As a parent of a disabled child, this sounds like a load of "codswallop", we are regularly told our children Must learn to get along with others; even if they are little, um, turds. OK I know that is not a grown up thing for me to say. When i have to deal with a kid who is upset about things at school, my rational pretty much hits the toilet...albeit not literally.
In the last several years since being re-introduced to the regular district we have been through the mill. There are advantages to being the only parents in the PTA, and being in charge of the Boy Scout troop at the school. One of the big ones is that you don't have to deal with other parents. Which is a good and bad thing. It is good when you are working in Boy Scouts and want the kids to work a certain way. It is bad because there is no social life to be had as a family.
As far as the bullying goes, I can say that the middle school dealt with it effectively. I can also say that my son was blamed for all or most of it. The worst example I have is the time I was called by the assistant principal and told that my son would not be graduating from school with his class and that he would be suspended. I was later called and informed that the person that accused my son lied.

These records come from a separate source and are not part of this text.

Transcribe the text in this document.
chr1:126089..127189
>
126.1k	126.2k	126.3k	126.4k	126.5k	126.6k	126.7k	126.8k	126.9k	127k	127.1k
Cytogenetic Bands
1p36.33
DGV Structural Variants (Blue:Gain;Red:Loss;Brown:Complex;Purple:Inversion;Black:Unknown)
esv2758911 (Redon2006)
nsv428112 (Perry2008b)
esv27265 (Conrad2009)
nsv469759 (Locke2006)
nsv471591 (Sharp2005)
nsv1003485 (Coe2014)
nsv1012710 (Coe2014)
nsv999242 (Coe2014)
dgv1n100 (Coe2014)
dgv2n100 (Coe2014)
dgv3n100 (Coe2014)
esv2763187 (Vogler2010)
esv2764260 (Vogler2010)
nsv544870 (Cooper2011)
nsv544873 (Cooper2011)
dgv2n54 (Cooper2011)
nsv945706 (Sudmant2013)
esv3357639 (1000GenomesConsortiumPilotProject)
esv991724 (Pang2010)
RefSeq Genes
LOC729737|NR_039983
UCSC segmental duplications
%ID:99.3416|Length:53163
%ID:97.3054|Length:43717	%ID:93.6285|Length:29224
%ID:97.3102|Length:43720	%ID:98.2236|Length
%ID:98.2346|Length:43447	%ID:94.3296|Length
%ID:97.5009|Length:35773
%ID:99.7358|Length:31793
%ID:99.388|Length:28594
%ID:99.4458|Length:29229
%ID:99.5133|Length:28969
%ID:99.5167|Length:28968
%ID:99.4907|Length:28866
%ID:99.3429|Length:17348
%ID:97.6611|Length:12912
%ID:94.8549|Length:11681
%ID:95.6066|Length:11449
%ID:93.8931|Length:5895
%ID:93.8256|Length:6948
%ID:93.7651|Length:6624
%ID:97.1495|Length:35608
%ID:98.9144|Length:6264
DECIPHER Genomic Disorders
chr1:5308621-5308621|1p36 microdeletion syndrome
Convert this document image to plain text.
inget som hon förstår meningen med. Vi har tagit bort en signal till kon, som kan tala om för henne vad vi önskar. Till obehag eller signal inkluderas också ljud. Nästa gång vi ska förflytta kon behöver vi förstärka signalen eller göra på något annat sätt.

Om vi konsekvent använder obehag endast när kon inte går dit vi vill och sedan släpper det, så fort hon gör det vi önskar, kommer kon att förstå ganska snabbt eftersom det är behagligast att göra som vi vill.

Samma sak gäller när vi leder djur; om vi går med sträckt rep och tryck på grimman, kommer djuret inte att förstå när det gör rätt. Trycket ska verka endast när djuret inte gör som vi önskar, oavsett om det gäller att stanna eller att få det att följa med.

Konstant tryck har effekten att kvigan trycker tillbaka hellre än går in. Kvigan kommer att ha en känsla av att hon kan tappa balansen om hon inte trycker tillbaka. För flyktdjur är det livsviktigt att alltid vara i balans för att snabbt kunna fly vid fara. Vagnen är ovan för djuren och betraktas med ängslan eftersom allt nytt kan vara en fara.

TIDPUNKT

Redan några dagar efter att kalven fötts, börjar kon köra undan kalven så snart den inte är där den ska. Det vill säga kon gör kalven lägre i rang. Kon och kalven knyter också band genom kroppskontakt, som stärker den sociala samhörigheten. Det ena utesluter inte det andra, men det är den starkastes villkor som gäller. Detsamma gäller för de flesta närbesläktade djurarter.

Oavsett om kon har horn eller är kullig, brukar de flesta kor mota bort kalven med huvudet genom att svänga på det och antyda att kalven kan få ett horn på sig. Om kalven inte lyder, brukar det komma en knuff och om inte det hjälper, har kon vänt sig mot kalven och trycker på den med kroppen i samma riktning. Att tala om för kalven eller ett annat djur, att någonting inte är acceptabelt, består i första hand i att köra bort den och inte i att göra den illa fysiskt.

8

Other students heard that my son would not be allowed to graduate and they told the assistant principal that the accuser harmed himself and then put the blame on my son. They still allowed the accuser to graduate with his class, although my son was innocent and there we witnessed something amazing.
Most of the kids didn't shy away from my son. In fact, at the graduation, if he came over to them, he was pounded on the back, congratulated and generally accepted by the gen's as part of the group. When the other student came by, the crowd scattered....and this was at the pre-graduation ceremony. It is a bleak tale, we were fortunate that other students intervened. It doesn't always happen that way.
Even more recently, our son was being harassed in the high school hallway. He was on camera at the time. From what we heard, he did everything right. He evaluated the situation, and even though he believed he was in extreme danger he got away and went to his practice. What we got when he got home was another story. He was extremely frightened. Since we were able to talk it out and deal with the high school, who handled it well, and has given our Aspie son more tools to work with.
Now what does this mean in the long haul? Does my Aspie son know how to instantaneously deal with kids who are turds and tell him he is stupid, a moron, and retarded? No it doesn't. Does he still want to hit or be mean, duh, yeah. Is there a better way to deal with the problems? Yes there is. WE go back to the training, the practice and the information giving. The constant reminders that he is becoming a man and saying and doing certain things are just not appropriate. Because there is a bully doesn't mean he should bully back. There are better uses of the English language.
There are more current examples, but as they are still being resolved and too close to home we aren't going to disclose them here. Or at least right now anyway.
I think the thing that hurts the most is that the family that was supposed to accept us for who and what we are, generally doesn't. They think we are too strict, and are very watchful, maybe too much so. If they understood what we have to deal with when we get home, like being at a family party and having someone who doesn't know us start discussing the loss of my Dad with my son. Good grief, let's just throw about 10 additional weeks of therapy at us, thank you very much. In fact, I know this sounded terrible, but I had to walk over and forbid my Aspie son from mentioning it at any time. The, "You are not permitted to discuss this right now or ever publically." made me sound like the worst bully ever.
Yet, we get chastised regularly for being the type parents we are and making certain our Aspie son eats enough, as we have to watch that blood sugar, and is being appropriate, because if he isn't there is going to be some cousin (male or female) that will have a hissy fit over something he said. Makes me just not want to show up; there are times that if I could get out of it I would (I have tried). I think this is the only time my husband and I argue about things. When we are at a family party and he ignores everything while I have to stand there like the freaking security guard to make certain it is going OK. If I ask him to help with my son, I get shot down, "Oh, it is fine you are over-reacting. Go find something to do". Usually, by that time, I am so frustrated that I will leave to talk to a friend, or my Mom on my phone in the car. It is cold, but at least I am sane for a while longer.
So what does all this have to do with bullying? This is what it has to do with bullying...generally speaking, a child who is bullied will dish it out worse than they got it because they are angry, mad and maybe don't like themselves very much. The best thing I can do for my son is teach him HOW to behave in that situation and work through the issues to become a better more useful and productive person.